Esas No: 2015/10306
Karar No: 2016/15030
Karar Tarihi: 25.05.2016
Yargıtay 22. Hukuk Dairesi 2015/10306 Esas 2016/15030 Karar Sayılı İlamı
"İçtihat Metni"
MAHKEMESİ :Asliye Hukuk Mahkemesi
DAVA : Davacı, kıdem, ihbar tazminatı ile yıllık izin ücreti alacaklarının ödetilmesine karar verilmesini istemiştir.
Mahkeme, isteği kısmen hüküm altına almıştır.
Hüküm süresi içinde davalı avukatı tarafından temyiz edilmiş olmakla, dava dosyası için Tetkik Hakimi ... tarafından düzenlenen rapor dinlendikten sonra dosya incelendi, gereği konuşulup düşünüldü:
Y A R G I T A Y K A R A R I
Davacı İsteminin Özeti:
Davacı vekili, müvekkilinin davalı işveren nezdinde özürlü kadrosunda çaycı olarak çalıştığını, iş sözleşmesinin haksız feshdildiğini iddia ederek bir kısım işçilik alacağı talebinde bulunmuştur.
Davalı Cevabının Özeti:
Davalı vekili, davacının iddialarının yerinde olmadığını savunarak davanın reddine karar verilmesini istemiştir.
Mahkeme Kararının Özeti:
Mahkemece, toplanan kanıtlar ve bilirkişi raporuna dayanılarak davacının iş sözleşmesinin haklı neden yokken davalı tarafından feshedildiği gerekçesiyle davanın kısmen kabulüne karar verilmiştir.
Temyiz:
Kararı davalı vekili temyiz etmiştir.
Gerekçe:
1-Dosyadaki yazılara, toplanan delillerle kararın dayandığı kanuni gerektirici sebeplere göre davalının aşağıdaki bendlerin kapsamı dışında kalan temyiz itirazları yerinde değildir.

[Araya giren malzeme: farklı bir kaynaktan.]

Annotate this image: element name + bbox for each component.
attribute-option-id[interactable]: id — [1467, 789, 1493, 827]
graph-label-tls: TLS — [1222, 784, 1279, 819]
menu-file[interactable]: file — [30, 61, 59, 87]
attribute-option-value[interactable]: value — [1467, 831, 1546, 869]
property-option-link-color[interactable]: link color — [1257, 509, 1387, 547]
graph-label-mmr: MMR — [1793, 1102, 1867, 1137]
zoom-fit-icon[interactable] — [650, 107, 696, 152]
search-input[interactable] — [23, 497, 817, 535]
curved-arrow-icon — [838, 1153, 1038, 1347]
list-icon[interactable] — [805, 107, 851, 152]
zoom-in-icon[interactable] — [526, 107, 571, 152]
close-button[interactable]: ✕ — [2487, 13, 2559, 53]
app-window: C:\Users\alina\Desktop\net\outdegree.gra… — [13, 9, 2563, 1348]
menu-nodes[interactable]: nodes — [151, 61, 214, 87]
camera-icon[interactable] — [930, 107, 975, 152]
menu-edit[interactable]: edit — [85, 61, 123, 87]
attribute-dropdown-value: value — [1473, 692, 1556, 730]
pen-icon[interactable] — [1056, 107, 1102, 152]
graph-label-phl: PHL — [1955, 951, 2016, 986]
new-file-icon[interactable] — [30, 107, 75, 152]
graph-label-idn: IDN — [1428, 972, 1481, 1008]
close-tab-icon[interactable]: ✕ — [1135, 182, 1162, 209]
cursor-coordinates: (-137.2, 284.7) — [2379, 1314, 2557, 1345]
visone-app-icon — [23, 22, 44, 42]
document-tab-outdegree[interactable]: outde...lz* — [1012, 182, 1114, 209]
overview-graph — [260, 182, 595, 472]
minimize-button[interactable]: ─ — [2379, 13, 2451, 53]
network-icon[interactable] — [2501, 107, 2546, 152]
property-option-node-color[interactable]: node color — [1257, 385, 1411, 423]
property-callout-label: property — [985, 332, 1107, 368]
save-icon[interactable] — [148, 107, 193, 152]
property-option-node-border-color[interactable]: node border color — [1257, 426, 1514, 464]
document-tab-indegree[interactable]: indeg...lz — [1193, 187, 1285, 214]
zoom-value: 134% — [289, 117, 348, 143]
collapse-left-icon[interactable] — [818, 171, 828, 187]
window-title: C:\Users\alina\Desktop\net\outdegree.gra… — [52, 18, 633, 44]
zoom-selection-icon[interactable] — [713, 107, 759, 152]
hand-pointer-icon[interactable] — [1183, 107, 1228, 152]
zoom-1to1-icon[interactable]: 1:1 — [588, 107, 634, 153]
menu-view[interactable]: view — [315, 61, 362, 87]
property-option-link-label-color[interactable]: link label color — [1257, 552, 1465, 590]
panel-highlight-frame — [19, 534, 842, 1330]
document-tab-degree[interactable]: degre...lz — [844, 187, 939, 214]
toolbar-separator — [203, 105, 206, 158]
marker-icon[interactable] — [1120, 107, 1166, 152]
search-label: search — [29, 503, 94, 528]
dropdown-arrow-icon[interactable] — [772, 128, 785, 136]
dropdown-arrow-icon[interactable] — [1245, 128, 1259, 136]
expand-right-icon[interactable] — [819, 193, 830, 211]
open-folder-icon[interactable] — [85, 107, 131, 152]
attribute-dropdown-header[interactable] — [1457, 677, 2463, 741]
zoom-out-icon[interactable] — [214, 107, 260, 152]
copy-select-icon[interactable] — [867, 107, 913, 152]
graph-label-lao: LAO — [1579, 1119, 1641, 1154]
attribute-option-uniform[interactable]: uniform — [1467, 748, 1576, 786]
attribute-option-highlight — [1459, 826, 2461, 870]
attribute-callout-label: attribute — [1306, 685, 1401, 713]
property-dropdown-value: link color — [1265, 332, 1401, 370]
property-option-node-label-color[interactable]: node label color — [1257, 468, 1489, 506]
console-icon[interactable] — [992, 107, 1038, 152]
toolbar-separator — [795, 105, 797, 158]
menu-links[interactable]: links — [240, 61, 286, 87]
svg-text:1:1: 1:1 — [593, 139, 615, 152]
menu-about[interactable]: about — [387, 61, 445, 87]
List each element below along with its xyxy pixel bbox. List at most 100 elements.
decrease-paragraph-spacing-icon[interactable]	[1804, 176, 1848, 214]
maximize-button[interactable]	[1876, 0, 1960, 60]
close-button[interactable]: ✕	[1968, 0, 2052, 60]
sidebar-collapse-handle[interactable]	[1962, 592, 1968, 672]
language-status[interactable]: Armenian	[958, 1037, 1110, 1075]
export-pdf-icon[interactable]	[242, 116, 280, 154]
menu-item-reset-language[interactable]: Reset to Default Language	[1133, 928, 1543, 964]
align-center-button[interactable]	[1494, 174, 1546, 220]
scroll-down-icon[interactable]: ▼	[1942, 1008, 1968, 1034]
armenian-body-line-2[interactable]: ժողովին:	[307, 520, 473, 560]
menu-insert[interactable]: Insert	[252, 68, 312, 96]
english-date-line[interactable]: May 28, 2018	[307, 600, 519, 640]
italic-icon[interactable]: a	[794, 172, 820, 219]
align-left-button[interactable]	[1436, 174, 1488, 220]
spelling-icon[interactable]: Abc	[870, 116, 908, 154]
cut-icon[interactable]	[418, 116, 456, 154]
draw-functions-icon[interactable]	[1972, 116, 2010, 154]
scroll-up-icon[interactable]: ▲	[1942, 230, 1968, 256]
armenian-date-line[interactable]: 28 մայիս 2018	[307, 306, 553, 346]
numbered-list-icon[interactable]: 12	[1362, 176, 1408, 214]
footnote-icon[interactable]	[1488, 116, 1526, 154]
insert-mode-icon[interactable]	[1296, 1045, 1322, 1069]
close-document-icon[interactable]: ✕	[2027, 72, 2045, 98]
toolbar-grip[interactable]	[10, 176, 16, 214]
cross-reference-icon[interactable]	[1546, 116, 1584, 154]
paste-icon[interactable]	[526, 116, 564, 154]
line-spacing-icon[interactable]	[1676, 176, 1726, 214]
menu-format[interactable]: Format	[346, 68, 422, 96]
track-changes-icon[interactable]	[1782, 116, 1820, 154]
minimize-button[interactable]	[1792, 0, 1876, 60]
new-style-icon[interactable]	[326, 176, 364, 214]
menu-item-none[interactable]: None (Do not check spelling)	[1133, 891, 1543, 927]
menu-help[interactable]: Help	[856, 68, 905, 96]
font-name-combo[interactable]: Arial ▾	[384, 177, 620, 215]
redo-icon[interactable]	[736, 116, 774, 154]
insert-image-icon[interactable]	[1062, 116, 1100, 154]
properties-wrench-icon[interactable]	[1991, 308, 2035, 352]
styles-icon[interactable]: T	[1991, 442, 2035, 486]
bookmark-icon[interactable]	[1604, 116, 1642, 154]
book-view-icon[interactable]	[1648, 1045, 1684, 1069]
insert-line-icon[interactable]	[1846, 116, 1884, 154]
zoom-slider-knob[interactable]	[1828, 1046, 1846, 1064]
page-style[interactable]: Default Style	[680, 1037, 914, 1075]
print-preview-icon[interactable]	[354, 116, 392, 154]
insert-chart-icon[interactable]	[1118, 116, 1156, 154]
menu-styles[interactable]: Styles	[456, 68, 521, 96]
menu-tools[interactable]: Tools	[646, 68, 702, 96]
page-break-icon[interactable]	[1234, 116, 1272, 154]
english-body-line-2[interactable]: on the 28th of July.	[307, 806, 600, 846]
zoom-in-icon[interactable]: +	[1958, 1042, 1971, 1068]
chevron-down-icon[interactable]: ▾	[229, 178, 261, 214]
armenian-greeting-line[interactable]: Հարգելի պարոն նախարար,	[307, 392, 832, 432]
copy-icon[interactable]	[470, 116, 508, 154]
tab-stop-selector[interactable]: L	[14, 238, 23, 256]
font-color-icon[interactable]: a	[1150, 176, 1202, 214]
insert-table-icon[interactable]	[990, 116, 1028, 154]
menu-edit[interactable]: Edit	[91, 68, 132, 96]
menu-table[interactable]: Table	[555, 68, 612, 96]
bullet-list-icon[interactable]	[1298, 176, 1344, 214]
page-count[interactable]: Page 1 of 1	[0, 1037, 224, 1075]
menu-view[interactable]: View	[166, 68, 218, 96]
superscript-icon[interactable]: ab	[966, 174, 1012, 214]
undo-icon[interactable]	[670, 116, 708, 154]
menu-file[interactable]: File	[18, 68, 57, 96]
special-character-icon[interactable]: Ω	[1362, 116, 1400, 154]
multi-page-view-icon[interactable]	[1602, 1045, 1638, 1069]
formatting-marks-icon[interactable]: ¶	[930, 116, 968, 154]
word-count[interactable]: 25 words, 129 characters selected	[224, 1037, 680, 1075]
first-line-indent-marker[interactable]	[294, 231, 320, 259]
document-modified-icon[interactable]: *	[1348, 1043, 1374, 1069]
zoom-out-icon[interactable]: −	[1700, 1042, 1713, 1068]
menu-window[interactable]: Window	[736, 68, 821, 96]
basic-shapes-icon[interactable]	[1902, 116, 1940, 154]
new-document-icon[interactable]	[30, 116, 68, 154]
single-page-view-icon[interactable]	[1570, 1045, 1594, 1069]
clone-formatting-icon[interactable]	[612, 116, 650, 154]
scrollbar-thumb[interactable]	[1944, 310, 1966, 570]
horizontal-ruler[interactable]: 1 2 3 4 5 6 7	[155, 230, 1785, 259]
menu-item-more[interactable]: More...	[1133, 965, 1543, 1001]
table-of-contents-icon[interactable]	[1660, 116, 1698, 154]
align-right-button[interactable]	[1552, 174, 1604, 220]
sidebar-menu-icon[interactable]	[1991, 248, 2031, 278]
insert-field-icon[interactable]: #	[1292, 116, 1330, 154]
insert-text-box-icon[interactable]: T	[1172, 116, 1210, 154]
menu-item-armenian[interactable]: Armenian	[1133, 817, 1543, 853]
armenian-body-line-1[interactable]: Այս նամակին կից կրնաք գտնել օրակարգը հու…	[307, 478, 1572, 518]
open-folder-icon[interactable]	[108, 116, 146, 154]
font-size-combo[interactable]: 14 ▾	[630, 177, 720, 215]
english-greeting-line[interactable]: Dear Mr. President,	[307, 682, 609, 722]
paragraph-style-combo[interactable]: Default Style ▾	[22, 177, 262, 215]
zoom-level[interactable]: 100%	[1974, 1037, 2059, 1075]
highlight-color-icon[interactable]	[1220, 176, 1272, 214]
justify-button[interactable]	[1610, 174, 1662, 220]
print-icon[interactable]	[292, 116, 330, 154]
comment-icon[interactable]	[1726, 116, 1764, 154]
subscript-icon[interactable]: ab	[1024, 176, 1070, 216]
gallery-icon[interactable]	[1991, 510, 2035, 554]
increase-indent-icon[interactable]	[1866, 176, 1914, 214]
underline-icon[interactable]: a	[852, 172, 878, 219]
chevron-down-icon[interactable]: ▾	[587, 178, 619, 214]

2-Somut olayda dosya kapsamında davacı hanesi imzalı yıllık izin belgeleri bulunmaktadır. Bunu dışında tanıklar davacının yıllık izinlerini kullandığını beyan ederken yukarıda ifade edilen yıllık izin belgeleriyle tutarlı şekilde bordrolarda da yıllık izin kullanımları görülmektedir. Şu halde davacı tarafından imza itirazına uğramayan yıllık izin belgelerine itibar edilerek davacının yıllık izin ücreti talebinin değerlendirilmesi gerekirken eksik inceleme ile karar verilmesi isabetsizdir.
3-Taleple bağlılık kuralı 6100 sayılı Hukuk Muhakemeleri Kanunu"nun 26. maddesinde düzenlenmiştir. Bu kurala riyaet edilmemesi ve mahkemece davacının talebinden farklı ya da fazla hüküm oluşturulması bozmayı gerektirmektedir.
Bilindiği üzere yol ve yemek yardımı bir tür ücret eki olup ücret gibi iş sözleşmesinin bir unsuru değildir. Dolayısıyla yol ve yemek yardımının iddia eden işçinin bunu kanıtlaması gerekmektedir.
Somut olayda davacı yol ve yemek ücretine dair bir beyanda bulunmamasına rağmen davacı yol ve yemek yardımından yararlanıyormuş gibi yol ve yemek ücretinin hesaplanıp giydirilmiş ücrette dikkate alınarak talepten fazlaya karar verilmesi yerinde olmamıştır.
4-Diğer taraftan dava kısmi dava niteliğinde olup faiz başlangıç tarihlerinin dava ve ıslah tarihi olarak belirlenmesi gerekirken dava tarihi olarak tespiti de hatalıdır.
Sonuç:
Temyiz olunan kararın yukarıda yazılı sebeplerden BOZULMASINA, peşin alınan temyiz harcının istek halinde ilgiliye iadesine 25.05.2016 tarihinde oybirliğiyle karar verildi.